(photo by Perry King)

Barbara Sherwood Lollar awarded Killam Prize in Natural Sciences

Geochemist Barbara Sherwood Lollar has received this year's Killam Prize in Natural Sciences from the Canada Council for the Arts.

“It is an extraordinary honour to share this with many U of T colleagues,” says Sherwood Lollar, “both this year and in past years. My team and I are extremely grateful. 

“Canada Council for the Arts’ commitment to scholarship through the Killam Prizes and Fellowships is a timely reminder of the vital role that fact-based research plays in serving society — both as a source of fundamental understanding and as a driver for fact-based decision making.”

Sherwood Lollar, a University Professor in the department of Earth sciences in the Faculty of Arts & Science, was recognized for her pioneering work in energy sources, water and microbial life deep beneath the Earth’s surface — including the discovery of billion-year-old groundwater within the Canadian Precambrian Shield.

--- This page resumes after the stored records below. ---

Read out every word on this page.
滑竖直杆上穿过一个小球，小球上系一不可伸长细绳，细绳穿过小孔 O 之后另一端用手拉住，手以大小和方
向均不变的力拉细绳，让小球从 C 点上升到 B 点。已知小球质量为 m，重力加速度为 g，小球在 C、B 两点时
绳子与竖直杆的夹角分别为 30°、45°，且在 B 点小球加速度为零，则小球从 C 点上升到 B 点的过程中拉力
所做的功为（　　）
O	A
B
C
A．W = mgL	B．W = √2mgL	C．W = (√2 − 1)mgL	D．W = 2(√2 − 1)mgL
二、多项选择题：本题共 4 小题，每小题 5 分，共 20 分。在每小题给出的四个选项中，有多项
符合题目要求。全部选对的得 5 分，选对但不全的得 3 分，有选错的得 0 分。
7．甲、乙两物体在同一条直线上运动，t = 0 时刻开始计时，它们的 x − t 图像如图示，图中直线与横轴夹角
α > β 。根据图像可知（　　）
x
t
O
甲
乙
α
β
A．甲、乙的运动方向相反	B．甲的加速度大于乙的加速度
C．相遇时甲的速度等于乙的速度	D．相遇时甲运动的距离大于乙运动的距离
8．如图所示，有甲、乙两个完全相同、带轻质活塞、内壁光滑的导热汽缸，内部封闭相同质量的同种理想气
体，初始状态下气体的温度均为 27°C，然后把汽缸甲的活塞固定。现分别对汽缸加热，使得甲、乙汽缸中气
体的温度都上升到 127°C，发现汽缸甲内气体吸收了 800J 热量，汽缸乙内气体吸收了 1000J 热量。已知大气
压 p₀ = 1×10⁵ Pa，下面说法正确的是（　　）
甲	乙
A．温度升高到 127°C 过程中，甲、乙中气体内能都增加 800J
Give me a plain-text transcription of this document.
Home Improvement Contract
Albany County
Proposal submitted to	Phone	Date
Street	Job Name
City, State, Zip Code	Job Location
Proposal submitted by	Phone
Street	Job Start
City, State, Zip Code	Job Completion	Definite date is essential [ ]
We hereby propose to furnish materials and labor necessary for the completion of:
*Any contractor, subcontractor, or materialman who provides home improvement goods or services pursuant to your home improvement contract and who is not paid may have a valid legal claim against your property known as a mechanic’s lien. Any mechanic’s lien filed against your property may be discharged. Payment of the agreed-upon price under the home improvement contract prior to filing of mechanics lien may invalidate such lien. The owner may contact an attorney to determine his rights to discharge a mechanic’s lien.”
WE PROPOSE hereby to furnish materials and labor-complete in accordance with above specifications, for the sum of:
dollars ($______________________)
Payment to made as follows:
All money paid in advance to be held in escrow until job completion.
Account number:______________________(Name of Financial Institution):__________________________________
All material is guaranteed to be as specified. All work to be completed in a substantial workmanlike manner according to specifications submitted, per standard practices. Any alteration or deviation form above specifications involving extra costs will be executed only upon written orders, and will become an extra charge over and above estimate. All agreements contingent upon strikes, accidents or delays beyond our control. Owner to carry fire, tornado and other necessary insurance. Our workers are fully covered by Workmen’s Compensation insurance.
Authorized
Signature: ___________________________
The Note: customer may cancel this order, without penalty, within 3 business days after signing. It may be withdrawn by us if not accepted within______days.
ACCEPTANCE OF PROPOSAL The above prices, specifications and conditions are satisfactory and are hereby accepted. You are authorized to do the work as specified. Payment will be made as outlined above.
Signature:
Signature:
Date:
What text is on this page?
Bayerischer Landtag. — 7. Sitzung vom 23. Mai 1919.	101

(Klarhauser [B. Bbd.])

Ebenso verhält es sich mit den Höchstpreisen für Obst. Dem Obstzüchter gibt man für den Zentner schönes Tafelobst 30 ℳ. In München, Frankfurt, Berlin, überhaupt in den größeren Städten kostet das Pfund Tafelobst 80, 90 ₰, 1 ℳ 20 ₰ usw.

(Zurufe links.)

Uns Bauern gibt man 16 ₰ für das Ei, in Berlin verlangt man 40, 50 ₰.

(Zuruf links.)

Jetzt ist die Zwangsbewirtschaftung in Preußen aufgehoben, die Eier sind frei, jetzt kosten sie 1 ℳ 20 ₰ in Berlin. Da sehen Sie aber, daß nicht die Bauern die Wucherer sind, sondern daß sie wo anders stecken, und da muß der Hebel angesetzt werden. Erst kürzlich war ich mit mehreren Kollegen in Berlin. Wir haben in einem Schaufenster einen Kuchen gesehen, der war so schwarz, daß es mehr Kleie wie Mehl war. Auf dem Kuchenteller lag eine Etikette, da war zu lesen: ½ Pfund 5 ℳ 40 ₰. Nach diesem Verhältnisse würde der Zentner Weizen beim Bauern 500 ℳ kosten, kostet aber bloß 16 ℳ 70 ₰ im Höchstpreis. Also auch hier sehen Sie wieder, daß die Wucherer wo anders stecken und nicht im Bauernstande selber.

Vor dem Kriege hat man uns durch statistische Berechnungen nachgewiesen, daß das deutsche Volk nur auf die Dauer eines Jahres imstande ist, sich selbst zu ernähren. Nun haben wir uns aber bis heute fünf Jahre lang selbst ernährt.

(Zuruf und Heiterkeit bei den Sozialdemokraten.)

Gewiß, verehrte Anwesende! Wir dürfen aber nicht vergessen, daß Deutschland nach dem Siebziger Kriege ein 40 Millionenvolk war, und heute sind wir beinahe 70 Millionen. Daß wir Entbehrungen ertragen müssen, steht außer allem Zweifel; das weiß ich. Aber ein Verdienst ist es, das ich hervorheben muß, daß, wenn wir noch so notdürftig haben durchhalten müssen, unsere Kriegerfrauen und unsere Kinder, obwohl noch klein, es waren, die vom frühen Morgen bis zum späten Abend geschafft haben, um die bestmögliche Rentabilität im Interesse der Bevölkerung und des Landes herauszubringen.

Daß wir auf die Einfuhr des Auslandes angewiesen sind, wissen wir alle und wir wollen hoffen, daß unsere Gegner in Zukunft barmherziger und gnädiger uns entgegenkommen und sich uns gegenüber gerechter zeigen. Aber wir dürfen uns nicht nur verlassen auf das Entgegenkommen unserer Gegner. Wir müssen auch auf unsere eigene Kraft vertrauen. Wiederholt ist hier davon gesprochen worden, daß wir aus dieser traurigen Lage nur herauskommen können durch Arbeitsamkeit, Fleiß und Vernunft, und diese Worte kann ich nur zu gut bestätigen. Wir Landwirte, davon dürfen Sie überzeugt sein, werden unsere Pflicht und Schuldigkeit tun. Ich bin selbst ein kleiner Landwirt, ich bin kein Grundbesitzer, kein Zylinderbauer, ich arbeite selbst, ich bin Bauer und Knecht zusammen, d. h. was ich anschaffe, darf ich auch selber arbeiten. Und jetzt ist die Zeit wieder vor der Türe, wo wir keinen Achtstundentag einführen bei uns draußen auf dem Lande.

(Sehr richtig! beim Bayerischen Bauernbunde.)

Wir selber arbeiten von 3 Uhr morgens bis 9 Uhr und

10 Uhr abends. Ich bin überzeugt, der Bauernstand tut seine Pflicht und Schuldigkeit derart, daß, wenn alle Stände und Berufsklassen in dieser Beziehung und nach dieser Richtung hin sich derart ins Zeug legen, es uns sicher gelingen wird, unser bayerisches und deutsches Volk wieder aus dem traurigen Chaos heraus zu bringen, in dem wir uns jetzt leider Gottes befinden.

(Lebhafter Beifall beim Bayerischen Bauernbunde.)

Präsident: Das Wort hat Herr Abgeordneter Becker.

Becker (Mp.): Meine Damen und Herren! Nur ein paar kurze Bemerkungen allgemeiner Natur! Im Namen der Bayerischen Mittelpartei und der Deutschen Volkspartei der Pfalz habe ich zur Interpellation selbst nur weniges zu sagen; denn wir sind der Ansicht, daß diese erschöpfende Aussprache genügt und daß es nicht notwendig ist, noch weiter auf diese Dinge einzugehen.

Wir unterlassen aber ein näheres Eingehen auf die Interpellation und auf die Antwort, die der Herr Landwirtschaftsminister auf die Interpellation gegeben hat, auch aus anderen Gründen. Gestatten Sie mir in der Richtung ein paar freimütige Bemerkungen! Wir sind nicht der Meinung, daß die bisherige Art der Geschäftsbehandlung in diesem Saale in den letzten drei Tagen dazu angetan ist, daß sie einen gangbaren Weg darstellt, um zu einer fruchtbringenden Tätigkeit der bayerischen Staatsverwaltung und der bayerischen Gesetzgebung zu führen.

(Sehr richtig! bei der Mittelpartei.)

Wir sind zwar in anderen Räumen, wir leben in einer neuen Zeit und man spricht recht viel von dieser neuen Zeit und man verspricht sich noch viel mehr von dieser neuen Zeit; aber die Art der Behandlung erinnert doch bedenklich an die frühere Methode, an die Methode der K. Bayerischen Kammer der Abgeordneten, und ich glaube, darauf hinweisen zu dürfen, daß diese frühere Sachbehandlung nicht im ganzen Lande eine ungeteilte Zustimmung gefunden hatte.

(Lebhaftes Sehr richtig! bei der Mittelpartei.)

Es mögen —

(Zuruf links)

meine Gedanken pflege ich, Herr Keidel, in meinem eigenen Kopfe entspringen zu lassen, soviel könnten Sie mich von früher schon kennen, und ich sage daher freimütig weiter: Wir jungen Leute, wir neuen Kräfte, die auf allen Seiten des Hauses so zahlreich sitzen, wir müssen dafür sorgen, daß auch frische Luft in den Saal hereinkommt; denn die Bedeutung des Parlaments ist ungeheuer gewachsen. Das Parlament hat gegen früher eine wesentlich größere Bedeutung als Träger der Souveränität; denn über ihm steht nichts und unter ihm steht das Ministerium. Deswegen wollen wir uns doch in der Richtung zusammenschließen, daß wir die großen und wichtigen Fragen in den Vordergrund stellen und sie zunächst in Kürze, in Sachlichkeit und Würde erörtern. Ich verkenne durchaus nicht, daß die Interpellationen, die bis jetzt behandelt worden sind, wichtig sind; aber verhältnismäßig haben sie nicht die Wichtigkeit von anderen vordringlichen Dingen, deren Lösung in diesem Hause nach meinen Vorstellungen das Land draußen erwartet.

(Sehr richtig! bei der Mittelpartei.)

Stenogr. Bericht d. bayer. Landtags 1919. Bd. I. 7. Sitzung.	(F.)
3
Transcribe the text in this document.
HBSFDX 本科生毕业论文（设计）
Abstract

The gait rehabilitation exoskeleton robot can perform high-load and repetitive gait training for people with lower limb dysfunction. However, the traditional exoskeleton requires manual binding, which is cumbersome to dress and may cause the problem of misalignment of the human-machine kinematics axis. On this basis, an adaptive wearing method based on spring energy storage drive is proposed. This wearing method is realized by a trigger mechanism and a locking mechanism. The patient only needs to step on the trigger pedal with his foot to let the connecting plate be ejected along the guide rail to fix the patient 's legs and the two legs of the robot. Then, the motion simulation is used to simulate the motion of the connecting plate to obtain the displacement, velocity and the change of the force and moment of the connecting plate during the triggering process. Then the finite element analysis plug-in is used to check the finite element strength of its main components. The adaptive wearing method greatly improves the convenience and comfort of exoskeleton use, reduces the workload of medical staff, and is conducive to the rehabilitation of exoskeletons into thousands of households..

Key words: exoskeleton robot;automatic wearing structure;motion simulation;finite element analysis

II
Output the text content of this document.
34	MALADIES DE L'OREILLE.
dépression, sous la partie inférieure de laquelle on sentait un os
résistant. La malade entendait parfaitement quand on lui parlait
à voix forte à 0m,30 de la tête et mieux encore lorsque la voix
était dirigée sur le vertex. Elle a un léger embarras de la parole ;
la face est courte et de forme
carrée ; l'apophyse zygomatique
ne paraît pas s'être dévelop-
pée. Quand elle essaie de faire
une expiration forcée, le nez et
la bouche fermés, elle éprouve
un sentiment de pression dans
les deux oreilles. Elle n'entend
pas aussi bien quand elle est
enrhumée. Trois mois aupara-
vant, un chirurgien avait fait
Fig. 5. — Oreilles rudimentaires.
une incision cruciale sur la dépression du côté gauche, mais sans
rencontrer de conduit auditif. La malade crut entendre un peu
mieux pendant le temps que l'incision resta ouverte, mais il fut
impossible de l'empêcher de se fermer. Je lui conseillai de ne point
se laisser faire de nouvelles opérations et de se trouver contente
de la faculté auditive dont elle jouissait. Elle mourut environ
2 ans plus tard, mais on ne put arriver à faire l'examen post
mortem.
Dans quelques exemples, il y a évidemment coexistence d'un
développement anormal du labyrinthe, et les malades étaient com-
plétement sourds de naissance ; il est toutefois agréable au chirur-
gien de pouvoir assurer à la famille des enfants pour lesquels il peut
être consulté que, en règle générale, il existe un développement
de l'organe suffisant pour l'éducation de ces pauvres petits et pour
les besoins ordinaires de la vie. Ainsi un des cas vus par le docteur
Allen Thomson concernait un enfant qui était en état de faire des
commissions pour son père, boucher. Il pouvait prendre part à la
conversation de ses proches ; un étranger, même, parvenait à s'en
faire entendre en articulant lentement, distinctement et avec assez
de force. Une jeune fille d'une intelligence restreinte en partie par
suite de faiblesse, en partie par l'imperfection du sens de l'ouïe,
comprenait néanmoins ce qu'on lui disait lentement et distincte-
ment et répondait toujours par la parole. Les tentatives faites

Her work is important to geologists, geochemists and astrobiologists studying the possibility of life beyond our planet. She also studies the remediation of near-surface groundwater that contains organic contaminants such as petroleum hydrocarbons.

Sherwood Lollar’s many honours include Fellow of the Royal Society and the Royal Society of Canada, Companion of the Order of Canada, the C.C. Patterson Award, the NSERC John C. Polanyi Award, the Logan Medal and the Gerhard Herzberg Canada Gold Medal.